Мне самому кажется вполне разумным проводить аналогии между этим прообразом страха и многими повседневными си­туациями, особенно частыми в школе, в которых человек отры­вается от более или менее привычных и родных условий и вы­нужден оказываться в новых, вызывающих неуверенность и пу­гающих условиях. За этими ситуациями могут скрываться опасе­ния, что собственных сил не хватит, чтобы справиться с требова­ниями “внешнего мира”. Выражение “внешний мир” я употреб­ляю здесь для подчеркивания аналогии с ситуацией родов. Наи­более примечательной в этом смысле для школьника могла бы быть ситуация перехода в другой, еще чужой для него класс, в который он как бы изгнан, и где он должен бороться за место в новой классной общине. Например, одна ученица общеобразова­тельной школы пишет на тему школьного страха: “Я осталась на второй год и стала теперь самой старшей в классе. Это плохо, так как общаешься не с ровесниками и начинаешь из-за этого вести себя как младшие ученики.
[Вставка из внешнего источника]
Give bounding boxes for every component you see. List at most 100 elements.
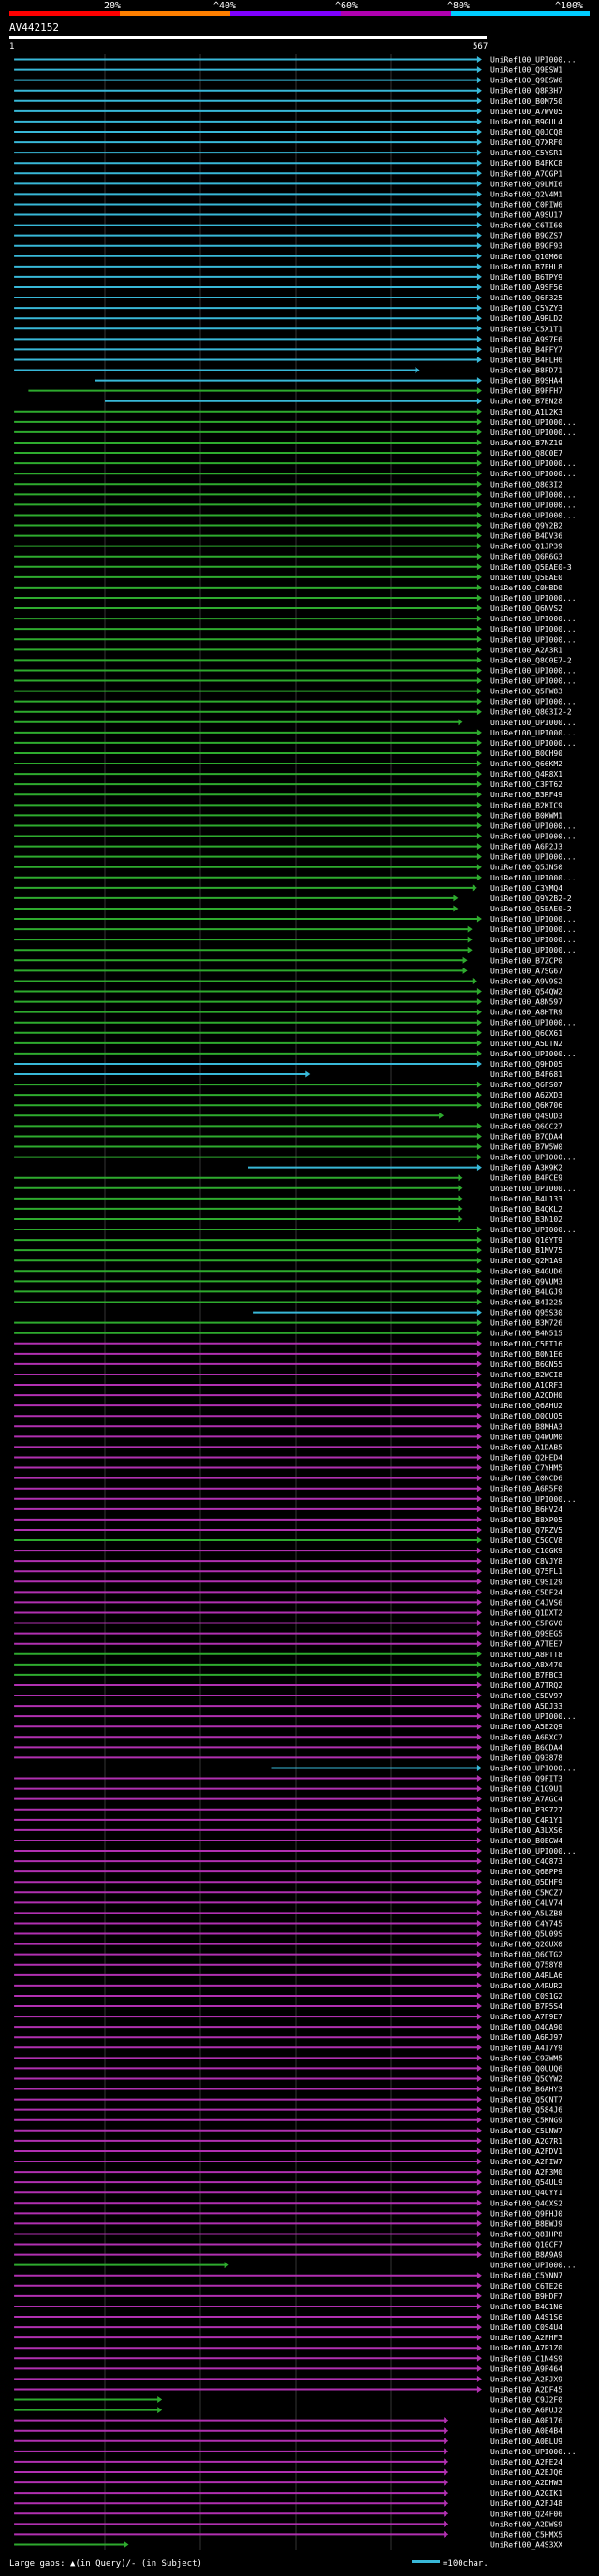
hit-label[interactable]: UniRef100_B7QDA4 bbox=[490, 1132, 562, 1141]
hit-label[interactable]: UniRef100_Q6BPP9 bbox=[490, 1868, 562, 1876]
hit-label[interactable]: UniRef100_A9S7E6 bbox=[490, 335, 562, 343]
hit-label[interactable]: UniRef100_C5HMX5 bbox=[490, 2530, 562, 2539]
hit-label[interactable]: UniRef100_Q7RZV5 bbox=[490, 1526, 562, 1535]
hit-label[interactable]: UniRef100_B3RF49 bbox=[490, 791, 562, 799]
hit-label[interactable]: UniRef100_Q8C0E7-2 bbox=[490, 656, 572, 664]
hit-label[interactable]: UniRef100_A5DJ33 bbox=[490, 1702, 562, 1710]
hit-label[interactable]: UniRef100_B3N102 bbox=[490, 1215, 562, 1224]
hit-label[interactable]: UniRef100_B1MV75 bbox=[490, 1246, 562, 1255]
hit-label[interactable]: UniRef100_Q2V4M1 bbox=[490, 190, 562, 198]
hit-label[interactable]: UniRef100_B4I225 bbox=[490, 1299, 562, 1307]
hit-label[interactable]: UniRef100_B4FLH6 bbox=[490, 356, 562, 364]
hit-label[interactable]: UniRef100_C5GCV8 bbox=[490, 1536, 562, 1545]
hit-label[interactable]: UniRef100_C5DV97 bbox=[490, 1692, 562, 1700]
hit-label[interactable]: UniRef100_UPI000... bbox=[490, 946, 577, 954]
hit-label[interactable]: UniRef100_A8N597 bbox=[490, 998, 562, 1007]
hit-label[interactable]: UniRef100_Q1JP39 bbox=[490, 543, 562, 551]
hit-label[interactable]: UniRef100_Q2HED4 bbox=[490, 1453, 562, 1462]
hit-label[interactable]: UniRef100_UPI000... bbox=[490, 677, 577, 686]
hit-label[interactable]: UniRef100_B6CDA4 bbox=[490, 1743, 562, 1752]
hit-label[interactable]: UniRef100_C4Q873 bbox=[490, 1857, 562, 1866]
hit-label[interactable]: UniRef100_B9FFH7 bbox=[490, 387, 562, 396]
hit-label[interactable]: UniRef100_A4I7Y9 bbox=[490, 2044, 562, 2052]
hit-label[interactable]: UniRef100_B4DV36 bbox=[490, 532, 562, 541]
hit-label[interactable]: UniRef100_B4FKC8 bbox=[490, 159, 562, 167]
hit-label[interactable]: UniRef100_A1L2K3 bbox=[490, 408, 562, 416]
hit-label[interactable]: UniRef100_A6RXC7 bbox=[490, 1733, 562, 1741]
hit-label[interactable]: UniRef100_UPI000... bbox=[490, 635, 577, 644]
hit-label[interactable]: UniRef100_B8MHA3 bbox=[490, 1422, 562, 1431]
hit-label[interactable]: UniRef100_C5YZY3 bbox=[490, 304, 562, 313]
hit-label[interactable]: UniRef100_B9GUL4 bbox=[490, 118, 562, 126]
hit-label[interactable]: UniRef100_B3M726 bbox=[490, 1319, 562, 1328]
hit-label[interactable]: UniRef100_C5YNN7 bbox=[490, 2272, 562, 2280]
hit-label[interactable]: UniRef100_C4Y745 bbox=[490, 1919, 562, 1928]
hit-label[interactable]: UniRef100_A2A3R1 bbox=[490, 646, 562, 654]
hit-label[interactable]: UniRef100_UPI000... bbox=[490, 1154, 577, 1162]
hit-label[interactable]: UniRef100_A0E176 bbox=[490, 2417, 562, 2425]
hit-label[interactable]: UniRef100_B8FD71 bbox=[490, 367, 562, 375]
hit-label[interactable]: UniRef100_B8BWJ9 bbox=[490, 2219, 562, 2228]
hit-label[interactable]: UniRef100_Q758Y8 bbox=[490, 1961, 562, 1970]
hit-label[interactable]: UniRef100_B9GF93 bbox=[490, 242, 562, 251]
hit-label[interactable]: UniRef100_Q5JN50 bbox=[490, 864, 562, 872]
hit-label[interactable]: UniRef100_A1DAB5 bbox=[490, 1443, 562, 1451]
hit-label[interactable]: UniRef100_UPI000... bbox=[490, 418, 577, 427]
hit-label[interactable]: UniRef100_B7FBC3 bbox=[490, 1671, 562, 1680]
hit-label[interactable]: UniRef100_UPI000... bbox=[490, 833, 577, 841]
hit-label[interactable]: UniRef100_Q8C0E7 bbox=[490, 449, 562, 458]
hit-label[interactable]: UniRef100_Q6AHU2 bbox=[490, 1402, 562, 1410]
hit-label[interactable]: UniRef100_B4G1N6 bbox=[490, 2303, 562, 2311]
hit-label[interactable]: UniRef100_UPI000... bbox=[490, 1495, 577, 1504]
hit-label[interactable]: UniRef100_A7AGC4 bbox=[490, 1796, 562, 1804]
hit-label[interactable]: UniRef100_UPI000... bbox=[490, 490, 577, 499]
hit-label[interactable]: UniRef100_A5DTN2 bbox=[490, 1040, 562, 1048]
hit-label[interactable]: UniRef100_C9J2F0 bbox=[490, 2396, 562, 2405]
hit-label[interactable]: UniRef100_B6HV24 bbox=[490, 1506, 562, 1514]
hit-label[interactable]: UniRef100_A6PUJ2 bbox=[490, 2407, 562, 2415]
hit-label[interactable]: UniRef100_C4LV74 bbox=[490, 1899, 562, 1907]
hit-label[interactable]: UniRef100_Q4R8X1 bbox=[490, 770, 562, 779]
hit-label[interactable]: UniRef100_Q9ESW6 bbox=[490, 77, 562, 85]
hit-label[interactable]: UniRef100_C3YMQ4 bbox=[490, 884, 562, 893]
hit-label[interactable]: UniRef100_Q9VUM3 bbox=[490, 1277, 562, 1286]
hit-label[interactable]: UniRef100_C9SI29 bbox=[490, 1578, 562, 1586]
hit-label[interactable]: UniRef100_A2FDV1 bbox=[490, 2147, 562, 2156]
hit-label[interactable]: UniRef100_UPI000... bbox=[490, 822, 577, 830]
hit-label[interactable]: UniRef100_C6TE26 bbox=[490, 2282, 562, 2291]
hit-label[interactable]: UniRef100_B7FHL8 bbox=[490, 263, 562, 271]
hit-label[interactable]: UniRef100_A7SG67 bbox=[490, 967, 562, 975]
hit-label[interactable]: UniRef100_A5LZB8 bbox=[490, 1909, 562, 1917]
hit-label[interactable]: UniRef100_B7W5W0 bbox=[490, 1143, 562, 1152]
hit-label[interactable]: UniRef100_P39727 bbox=[490, 1806, 562, 1814]
hit-label[interactable]: UniRef100_Q24F06 bbox=[490, 2510, 562, 2518]
hit-label[interactable]: UniRef100_UPI000... bbox=[490, 2262, 577, 2270]
hit-label[interactable]: UniRef100_A9SU17 bbox=[490, 211, 562, 220]
hit-label[interactable]: UniRef100_A1CRF3 bbox=[490, 1381, 562, 1390]
hit-label[interactable]: UniRef100_UPI000... bbox=[490, 925, 577, 934]
hit-label[interactable]: UniRef100_Q5EAE0 bbox=[490, 574, 562, 582]
hit-label[interactable]: UniRef100_Q6CX61 bbox=[490, 1029, 562, 1038]
hit-label[interactable]: UniRef100_C1G9U1 bbox=[490, 1785, 562, 1794]
hit-label[interactable]: UniRef100_C5FT16 bbox=[490, 1340, 562, 1348]
hit-label[interactable]: UniRef100_Q0UUQ6 bbox=[490, 2064, 562, 2073]
hit-label[interactable]: UniRef100_Q5EAE0-3 bbox=[490, 563, 572, 572]
hit-label[interactable]: UniRef100_A7P1Z0 bbox=[490, 2344, 562, 2352]
hit-label[interactable]: UniRef100_A2EJQ6 bbox=[490, 2468, 562, 2477]
hit-label[interactable]: UniRef100_Q5CYW2 bbox=[490, 2074, 562, 2083]
hit-label[interactable]: UniRef100_UPI000... bbox=[490, 698, 577, 706]
hit-label[interactable]: UniRef100_B9SHA4 bbox=[490, 377, 562, 386]
hit-label[interactable]: UniRef100_C0HBD0 bbox=[490, 584, 562, 592]
hit-label[interactable]: UniRef100_A8PTT8 bbox=[490, 1651, 562, 1659]
hit-label[interactable]: UniRef100_A9V9S2 bbox=[490, 977, 562, 985]
hit-label[interactable]: UniRef100_C1GGK9 bbox=[490, 1547, 562, 1555]
hit-label[interactable]: UniRef100_B2WCI8 bbox=[490, 1371, 562, 1379]
hit-label[interactable]: UniRef100_UPI000... bbox=[490, 1185, 577, 1193]
hit-label[interactable]: UniRef100_UPI000... bbox=[490, 1764, 577, 1772]
hit-label[interactable]: UniRef100_B4GUD6 bbox=[490, 1267, 562, 1275]
hit-label[interactable]: UniRef100_A9RLD2 bbox=[490, 314, 562, 323]
hit-label[interactable]: UniRef100_Q9Y2B2-2 bbox=[490, 895, 572, 903]
hit-label[interactable]: UniRef100_A2FHF3 bbox=[490, 2334, 562, 2342]
hit-label[interactable]: UniRef100_C8VJY8 bbox=[490, 1557, 562, 1565]
hit-label[interactable]: UniRef100_Q6F325 bbox=[490, 294, 562, 302]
Это удивляет всех в семье и имеет свои последствия... Тогда может неотступно преследовать страх, а это плохо потому, что, начав испытывать страх, освобо­диться от него уже не можешь” (С. Buttner, 1981b, S. 96).

Возможно, вам придут в голову воспоминания из вашей соб­ственной школьной жизни, когда вы, будучи ребенком или под­ростком, приходили в новый класс, или же вы можете подумать о вашем первом появлении в классе в качестве учителя или же о вашей ежедневной дороге из учительской на урок в класс и обратно. Возможно, вы вспомните и о вашей первой встрече с коллективом, в котором есть и более старшие, и более млад­шие коллеги. Даже непосредственно здесь - и - теперь происходит некоторое событие, которое тоже содержит подобные моменты неуверенности: все вы впервые встречаетесь со мной и полны на­дежды и скепсиса относительно того, найдется ли для вас подхо­дящая “духовная пища” в моем докладе, что позволило бы вам оставаться во власти ваших фантазий о тридесятом царстве.

Прообраз страха связан в первую очередь с потребностями в удовлетворении основных потребностей и элементарной безопас­ности. Каждое столкновение наших ранних переживаний удов­летворения или неудовлетворения этих потребностей с очень по­хожими ситуациями в настоящем может приобрести злокачест­венный характер. Позже я покажу, что и формы обращения с соответствующими страхами восходят своими корнями к подоб­ным базовым переживаниям. Я хочу предложить вашему внима­нию один пример из группы супервидения учителей, чтобы объяснить вам, что эти страхи обычно получают свое выражение в непознаваемой в силу своей завуалированности форме и что едва чувство страха начинает прокладывать себе путь в созна­ние, как тут же включается в действие защитный механизм. Итак, пример.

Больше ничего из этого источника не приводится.